Adam pun berhenti karena melihat wajah Anin yang terlihat sedih, Adam pun kembali menatap Alya dengan tajam.
"Karena kau tidak mau diajak untuk melakukan tes DNA, mulai saat ini aku menceraikanmu Alya kusumawati dan mulai detik ini kau sudah bukan istriku lagi," ucap Adam dengan tegas.
Alya dan Anin langsung terkejut mendengar ucapan Mas Adam. jatuh sudah talak pada Alya dan itu berarti Alya sudah bukan istri dari Mas Adam.
"Mas, kau tidak bisa menceraikanku begitu saja!" bentak Alya dengan emosi. Alya merasa tidak terima diceraikan begitu saja oleh Mas Adam.

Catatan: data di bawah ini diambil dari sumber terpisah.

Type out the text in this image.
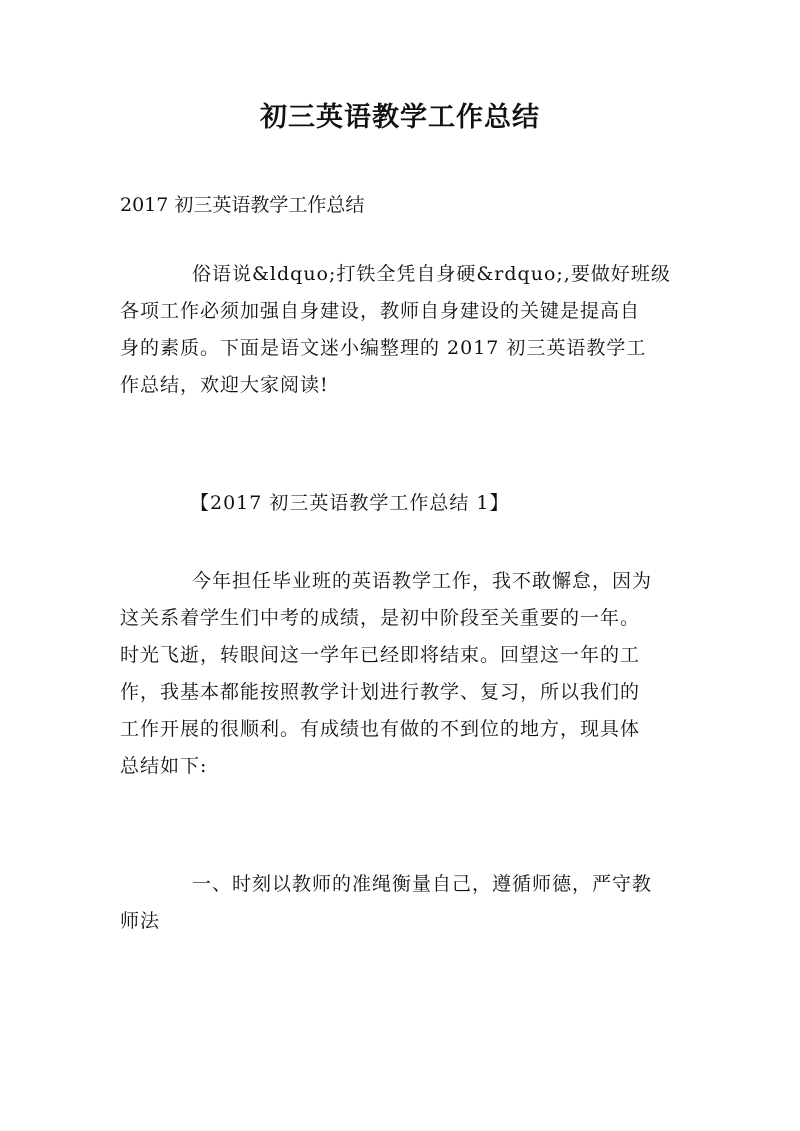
初三英语教学工作总结

2017 初三英语教学工作总结

俗语说&ldquo;打铁全凭自身硬&rdquo;,要做好班级
各项工作必须加强自身建设，教师自身建设的关键是提高自
身的素质。下面是语文迷小编整理的 2017 初三英语教学工
作总结，欢迎大家阅读!

【2017 初三英语教学工作总结 1】

今年担任毕业班的英语教学工作，我不敢懈怠，因为
这关系着学生们中考的成绩，是初中阶段至关重要的一年。
时光飞逝，转眼间这一学年已经即将结束。回望这一年的工
作，我基本都能按照教学计划进行教学、复习，所以我们的
工作开展的很顺利。有成绩也有做的不到位的地方，现具体
总结如下:
一、时刻以教师的准绳衡量自己，遵循师德，严守教
师法
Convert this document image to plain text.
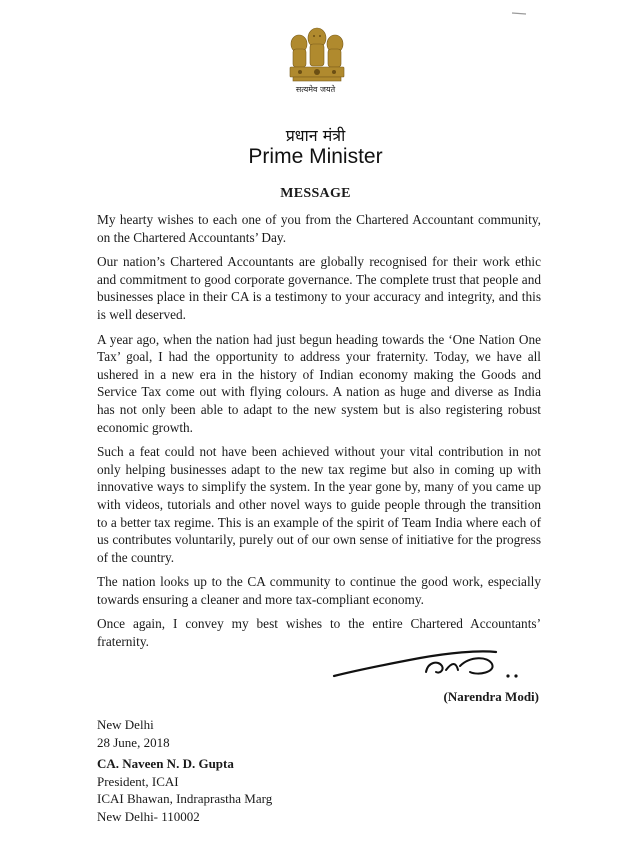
सत्यमेव जयते
प्रधान मंत्री
Prime Minister
MESSAGE

My hearty wishes to each one of you from the Chartered Accountant community, on the Chartered Accountants’ Day.

Our nation’s Chartered Accountants are globally recognised for their work ethic and commitment to good corporate governance. The complete trust that people and businesses place in their CA is a testimony to your accuracy and integrity, and this is well deserved.

A year ago, when the nation had just begun heading towards the ‘One Nation One Tax’ goal, I had the opportunity to address your fraternity. Today, we have all ushered in a new era in the history of Indian economy making the Goods and Service Tax come out with flying colours. A nation as huge and diverse as India has not only been able to adapt to the new system but is also registering robust economic growth.

Such a feat could not have been achieved without your vital contribution in not only helping businesses adapt to the new tax regime but also in coming up with innovative ways to simplify the system. In the year gone by, many of you came up with videos, tutorials and other novel ways to guide people through the transition to a better tax regime. This is an example of the spirit of Team India where each of us contributes voluntarily, purely out of our own sense of initiative for the progress of the country.

The nation looks up to the CA community to continue the good work, especially towards ensuring a cleaner and more tax-compliant economy.

Once again, I convey my best wishes to the entire Chartered Accountants’ fraternity.

(Narendra Modi)
New Delhi
28 June, 2018
CA. Naveen N. D. Gupta
President, ICAI
ICAI Bhawan, Indraprastha Marg
New Delhi- 110002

"Tentu saja aku bisa, karena bagiku sudah jelas semuanya. Bayi yang kau kandung itu bukan anakku! karena kau tidak mau untuk diajak tes DNA atau pun hanya sekedar melakukan usg untuk mengetahui usia kandunganmu." jawab Adam dengan tegas. "Sekarang juga kau keluar dari rumahku, habis sudah batas kesabaranku."
"Aku tidak mau, aku tidak mau pergi dari rumah kita Mas." Alya berlari menuju kamarnya dan langsung mengunci pintu kamarnya.
Adam yang hendak menyusul Alya langsung di cegah oleh Anin. "Sudah Mas, biarkan saja Alya berada disini dulu." pinta Anin.
"Tapi Anin dia itu sudah membodohiku, dia menjebakku, dan dia juga sudah hampir membuat pernikahan kita berantakan." Adam menatap mata Anin dengan intens.
"Mas, ingat Alya sedang hamil. Aku tidak mau kalau sampai terjadi sesuatu pada Alya dan bayi dalam kandungannya." lirih Anin.
"Tapi Anin, dia -- "
"Mas, bagiku sudah cukup dengan mengetahui kalau bayi yang di kandungan Alya memang bukan anakmu. Dia pun sudah kau ceraikan, anggaplah dia itu adik kita yang butuh tempat tinggal. Ijinkan dia tinggal disini sampai kita tahu siapa Ayah dari anak yang dikandung Alya dan meminta orang tersebut untuk bertanggung jawab pada perbuatannya." pinta Anin dengan tulus.
Adam menatap wanita yang ada di hadapannya itu, wanita yang sudah banyak berubah lebih tenang dan bijak dalam menghadapi masalah.
"Aku bangga padamu sayang," Adam memeluk Anin dengan erat. "Aku bangga memiliki istri yang pemaaf sepertimu."
"Mas, aku hanya tidak ingin kita hidup didalam kebencian. Dan aku ingin kau pun memaafkan Alya, buang jauh rasa amarahmu Mas."
Adam pun semakin memeluk Anindita dengan erat dan mencium kening istri tercintanya itu. Adam sangat berterima kasih pada almarhum Kakeknya dan Kakek Anindita yang sudah menjodohkan mereka berdua.